Mais là où le canadien perdait le spectateur avec un ensemble trop littéral, Jean-Claude Barny surmonte la vraie difficulté, qui est de rendre vivant un matériau intellectuel dense à travers une mise en scène rythmée. Les deux se retrouvent néanmoins sur une écriture parfois trop littéraire, nuisant à la fluidité des dialogues. L’aléatoire direction d’acteurs n’arrange rien, tout comme la lenteur de sa narration. Alors qu’il tenait en haleine le spectateur jusqu’à son milieu, Fanon s’essouffle dans sa dernière partie, malgré des moments de grâce dans les monologues.
La haine était leur métier
La grande coïncidence, c’est celle de la sortie de Fanon en même temps que le retour des débats autour des massacres commis lors de la guerre d’Algérie. La mort de Jean-Marie Le Pen, au début 2025, a ranimé l’image de son poignard retrouvé à Alger. Jean-Michel Aphatie a suscité la polémique quand, sur RTL, il évoquait sans détour les persécutions violentes sur la population algérienne. Soixante-dix ans après la guerre, le tabou règne toujours.
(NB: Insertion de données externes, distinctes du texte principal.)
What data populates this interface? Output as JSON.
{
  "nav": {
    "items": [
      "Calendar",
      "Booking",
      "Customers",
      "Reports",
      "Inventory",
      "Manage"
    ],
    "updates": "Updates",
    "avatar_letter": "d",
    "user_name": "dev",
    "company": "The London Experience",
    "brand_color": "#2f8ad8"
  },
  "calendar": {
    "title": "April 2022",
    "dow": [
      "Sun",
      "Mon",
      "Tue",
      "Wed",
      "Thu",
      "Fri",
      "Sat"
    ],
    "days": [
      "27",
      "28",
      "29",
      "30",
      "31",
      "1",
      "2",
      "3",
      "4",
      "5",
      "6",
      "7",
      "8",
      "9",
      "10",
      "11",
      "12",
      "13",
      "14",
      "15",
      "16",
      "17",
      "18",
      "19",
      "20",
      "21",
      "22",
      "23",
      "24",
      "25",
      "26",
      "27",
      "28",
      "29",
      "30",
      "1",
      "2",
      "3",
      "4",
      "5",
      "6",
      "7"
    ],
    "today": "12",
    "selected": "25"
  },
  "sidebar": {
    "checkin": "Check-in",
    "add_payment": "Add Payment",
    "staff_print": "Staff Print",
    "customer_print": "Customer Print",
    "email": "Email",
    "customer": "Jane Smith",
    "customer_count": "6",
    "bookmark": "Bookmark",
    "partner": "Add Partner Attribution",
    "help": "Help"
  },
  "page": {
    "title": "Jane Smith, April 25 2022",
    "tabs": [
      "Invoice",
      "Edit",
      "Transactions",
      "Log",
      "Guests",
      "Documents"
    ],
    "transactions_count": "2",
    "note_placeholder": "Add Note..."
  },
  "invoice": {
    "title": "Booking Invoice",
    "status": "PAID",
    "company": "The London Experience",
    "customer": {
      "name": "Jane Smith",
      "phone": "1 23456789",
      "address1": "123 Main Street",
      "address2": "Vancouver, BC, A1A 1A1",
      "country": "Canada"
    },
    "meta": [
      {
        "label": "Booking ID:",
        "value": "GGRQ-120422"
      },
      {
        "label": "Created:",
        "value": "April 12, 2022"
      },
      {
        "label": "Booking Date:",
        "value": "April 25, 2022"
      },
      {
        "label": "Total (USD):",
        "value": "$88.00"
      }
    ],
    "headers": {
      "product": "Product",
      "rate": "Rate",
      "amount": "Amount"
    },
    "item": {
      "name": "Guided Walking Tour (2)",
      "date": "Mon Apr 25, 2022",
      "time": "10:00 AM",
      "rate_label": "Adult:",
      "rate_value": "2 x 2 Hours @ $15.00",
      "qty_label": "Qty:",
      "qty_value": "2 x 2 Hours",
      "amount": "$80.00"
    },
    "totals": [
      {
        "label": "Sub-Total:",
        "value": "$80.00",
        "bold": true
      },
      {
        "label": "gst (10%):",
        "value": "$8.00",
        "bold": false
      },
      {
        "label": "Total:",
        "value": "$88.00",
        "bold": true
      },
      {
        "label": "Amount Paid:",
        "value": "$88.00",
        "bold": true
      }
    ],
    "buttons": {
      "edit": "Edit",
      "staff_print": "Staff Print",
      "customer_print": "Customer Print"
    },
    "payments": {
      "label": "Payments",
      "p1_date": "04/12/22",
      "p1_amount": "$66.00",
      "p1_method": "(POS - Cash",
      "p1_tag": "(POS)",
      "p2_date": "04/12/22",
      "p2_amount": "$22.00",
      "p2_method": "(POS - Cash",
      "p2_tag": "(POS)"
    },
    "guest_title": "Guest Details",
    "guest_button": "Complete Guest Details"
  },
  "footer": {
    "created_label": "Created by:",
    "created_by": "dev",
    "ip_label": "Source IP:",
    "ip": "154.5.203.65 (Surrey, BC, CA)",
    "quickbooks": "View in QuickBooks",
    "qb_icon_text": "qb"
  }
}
Barny poursuit ce qu’il avait déjà commencé avec Nèg Marron, en invitant le spectateur à changer de regard sur les racisés et la colonisation. A ce propos, il dit : « Par une sorte de prémonition, je sentais l’histoire se répéter et je voyais mon histoire de Guadeloupéen se répéter avec les Maghrébins de France ». Fanon s’impose donc comme un film appelant à la prise de conscience – pour les Noirs et Maghrébins, mais aussi pour les Blancs. Se jouent à l’écran la lutte et la persécution, les colonisés et leurs tortionnaires. Le spectateur lui-même n’en ressort pas indemne.